Il Dipartimento di Giustizia degli Stati Uniti ha ottenuto segretamente, durante l’amministrazione di Donald Trump, i tabulati telefonici di quattro giornalisti del New York Times nell’ambito di un’indagine sulla fuga di informazioni riservate a questi giornalisti. La notizia, riportata dal quotidiano di New York mercoledì sera, si unisce ad altre testate giornalistiche nei giorni scorsi sullo spionaggio del Washington Post e degli informatori della CNN per scoprire le loro fonti.
Nello specifico, il dipartimento ha ottenuto i tabulati telefonici di Matt Apuzzo, Adam Goldman, Eric Lichtblau e Michael S. Schmidt per i primi quattro mesi del 2017 (tra il 14 gennaio e il 30 aprile). Ha anche ottenuto un’ingiunzione del tribunale per confiscare i record di posta elettronica – non il loro contenuto – anche se i dati alla fine non sono stati confiscati.
Mercoledì lo stesso dipartimento ha informato i giornalisti interessati da questo controverso provvedimento dell’amministrazione Trump, che minaccia la fiducia di fonti riservate. Anche altri giornalisti sono stati informati dello spionaggio la scorsa settimana. Secondo il portavoce Anthony Cooley, in una nota, le voci sono avvenute tra il 2019 e il 2020.
Quando sono state rese note le prime misure, l’attuale presidente, Joe Biden, ha sottolineato che questo tipo di comportamento era “assolutamente sbagliato” e ha assicurato che non avrebbe permesso che accadesse sotto il suo stesso governo.
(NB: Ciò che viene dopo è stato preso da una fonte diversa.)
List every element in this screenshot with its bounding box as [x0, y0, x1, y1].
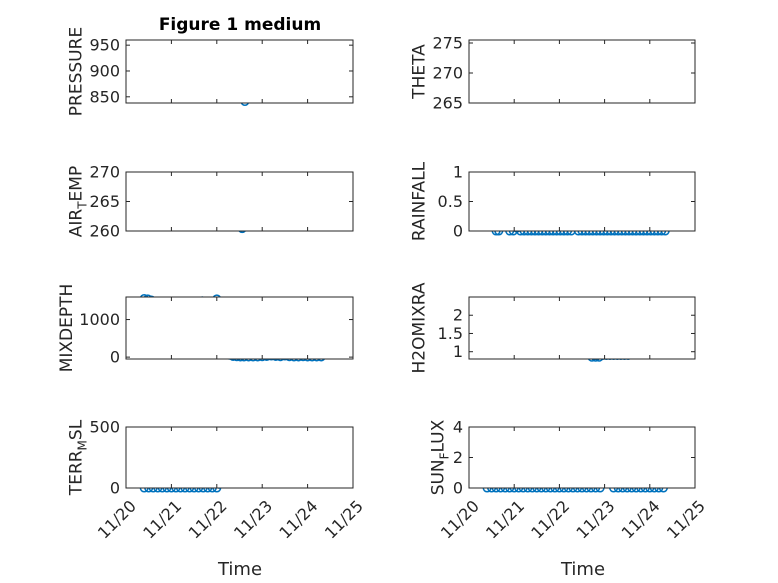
x-tick-label-sun-flux: 11/21: [482, 496, 528, 542]
x-tick-label-terr-msl: 11/22: [185, 496, 231, 542]
y-tick-label-sun-flux: 2: [453, 448, 463, 467]
y-tick-label-rainfall: 0: [453, 222, 463, 241]
subplot-terr-msl: 0 500 11/20 11/21 11/22 11/23 11/24 11/25 TERRMS…: [67, 418, 367, 543]
y-axis-label-air-temp: AIRTEMP: [67, 166, 90, 237]
axes-box-pressure: [125, 39, 354, 104]
y-axis-label-pressure: PRESSURE: [67, 27, 87, 116]
x-tick-label-sun-flux: 11/25: [663, 496, 709, 542]
x-tick-label-sun-flux: 11/23: [572, 496, 618, 542]
y-tick-label-pressure: 850: [89, 87, 120, 106]
x-tick-label-terr-msl: 11/25: [321, 496, 367, 542]
subplot-h2omixra: 11.52 H2OMIXRA: [410, 282, 696, 374]
y-axis-label-terr-msl: TERRMSL: [67, 419, 90, 496]
y-tick-label-theta: 270: [432, 64, 463, 83]
axes-box-sun-flux: [468, 426, 696, 489]
y-axis-label-theta: THETA: [410, 44, 430, 100]
y-tick-label-air-temp: 270: [89, 163, 120, 182]
y-axis-label-sun-flux: SUNFLUX: [429, 419, 452, 495]
y-tick-label-mixdepth: 0: [110, 348, 120, 367]
y-tick-label-rainfall: 0.5: [438, 192, 463, 211]
axes-box-h2omixra: [468, 296, 696, 360]
y-axis-label-h2omixra: H2OMIXRA: [410, 282, 430, 373]
y-tick-label-pressure: 900: [89, 61, 120, 80]
y-tick-label-sun-flux: 4: [453, 418, 463, 437]
figure-title: Figure 1 medium: [159, 15, 321, 35]
x-axis-title-right: Time: [560, 559, 605, 580]
y-tick-label-terr-msl: 500: [89, 418, 120, 437]
x-tick-label-terr-msl: 11/21: [139, 496, 185, 542]
x-axis-title-left: Time: [217, 559, 262, 580]
axes-box-mixdepth: [125, 296, 354, 360]
y-tick-label-terr-msl: 0: [110, 479, 120, 498]
x-axis-labels: Time Time: [217, 559, 605, 580]
y-tick-label-theta: 275: [432, 34, 463, 53]
y-axis-label-mixdepth: MIXDEPTH: [57, 284, 77, 373]
subplot-sun-flux: 0 2 4 11/20 11/21 11/22 11/23 11/24 11/25 SUNFLUX: [429, 418, 709, 543]
x-tick-label-sun-flux: 11/20: [437, 496, 483, 542]
y-tick-label-pressure: 950: [89, 36, 120, 55]
y-tick-label-theta: 265: [432, 94, 463, 113]
y-tick-label-sun-flux: 0: [453, 479, 463, 498]
y-tick-label-mixdepth: 1000: [79, 310, 120, 329]
axes-box-terr-msl: [125, 426, 354, 489]
y-tick-label-h2omixra: 2: [453, 306, 463, 325]
y-tick-label-h2omixra: 1.5: [438, 324, 463, 343]
axes-box-rainfall: [468, 171, 696, 232]
axes-box-theta: [468, 39, 696, 104]
x-tick-label-terr-msl: 11/24: [275, 496, 321, 542]
y-tick-label-rainfall: 1: [453, 163, 463, 182]
x-tick-label-sun-flux: 11/22: [527, 496, 573, 542]
y-tick-label-air-temp: 260: [89, 222, 120, 241]
x-tick-label-terr-msl: 11/20: [94, 496, 140, 542]
y-tick-label-h2omixra: 1: [453, 342, 463, 361]
x-tick-label-terr-msl: 11/23: [230, 496, 276, 542]
subplot-rainfall: 0 0.5 1 RAINFALL: [410, 161, 696, 241]
x-tick-label-sun-flux: 11/24: [618, 496, 664, 542]
axes-box-air-temp: [125, 171, 354, 232]
y-axis-label-rainfall: RAINFALL: [410, 161, 430, 241]
y-tick-label-air-temp: 265: [89, 192, 120, 211]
Il direttore del New York Times Dean Paquet ha avvertito mercoledì che tale spionaggio “mina seriamente la libertà di stampa” e “minaccia di mettere a tacere le fonti” su cui un giornale si affida per informare il pubblico “cosa sta facendo il governo”.
Nel caso del Washington Post, i giornalisti indagati coprivano l’interferenza russa nelle elezioni presidenziali del 2016. La corte, questa volta, non ha identificato l’articolo che ha motivato l’azione controversa, ma il New York Times ritiene che si riferisca a un articolo del 22 aprile , 2017, firmato dai giornalisti Le quattro spie, che si sono occupate di come l’allora direttore dell’FBI James Comey durante la campagna elettorale ha condotto indagini sull’uso di un server di posta elettronica privato da parte della candidata democratica Hillary Clinton, quando era Segretario di Stato.
Comey, che alla fine sarebbe diventato il nemico di Trump, ha deciso di annunciare nel luglio 2016 che aveva raccomandato che Clinton non fosse perseguito. L’articolo del New York Times citava un documento presumibilmente ottenuto da hacker russi la cui esistenza era segreta, con un funzionario del Partito Democratico che affermava di essere sicuro che Loretta Lynch, il procuratore generale di Barack Obama, non avrebbe incriminato Clinton. Comey, secondo il quotidiano, temeva che se Lynch avesse annunciato la sua decisione di non perseguire e quel documento fosse trapelato, avrebbe messo in dubbio l’indipendenza delle sue indagini.